Our first day there was to run a workshop. Taking Turkey Red as a theme we decided to try an experiment with some cotton cloth. I mordanted 1 piece with aluminium acetate and another piece (of the same cloth) had the complete preparation including sheep pooh, oiling, drying, alum, tannin, etc, leaving the madder dyebath for the students to carry out. (A 1 day workshop really doesn't allow for the 6 weeks preparation time!)
The cloth goes into "room temperature" dye for half an hour and has to be continuously moved in the liquid for the whole time - we got a volounteer to start us off, amazing how the colour is obvious right from the start even "cold"! The temperature was then raised, but no higher than 70 degrees - both pieces of cloth went in together, but the colour difference was obvious straight away!
This photo shows the cloth after it has been dried - what really stands out to me is not just the difference in the colour , but how even the "Turkey Red" looks in comparison to the other. You really would not believe these 2 pieces of cloth have been dyed in the same bath!
(I should point out that there is 1 process missing on this cloth - the brightening - we didn't have the time or facilities to do that at the workshop, so I really need to do that at home when I get chance)

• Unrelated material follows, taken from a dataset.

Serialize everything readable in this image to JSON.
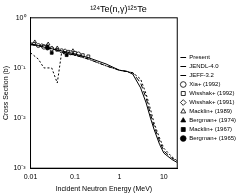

Continuing with the theme of "Precious Cargoes" we also used logwood, indigo and fustic, so an interesting range of colours was obtained overall - the madder was used for other yarns after the cotton came out too! We even managed a modification or two!
The second day was a drop in "Fun Day" for all the family with children young and old coming in and playing with natural dyes (We normally say from toddler to 80 everyone is welcome to play!) They all got to take home a picture they had painted with extract dyes, we had a microwave with us to help set them but the key thing was to see the dyes in use and enjoy yourself!
Hopefully a new generation will be inspired to go into the dye house when they grow up!
(Please excuse my not giving a full breakdown of the Turkey Red process I used, I am currently doing research on the subject and ultimately hope to publish my results as an article)
My thanks to Janet Simmonds from Bradford Museums and Galleries and Joan Russell Photography for allowing me to use their photographs.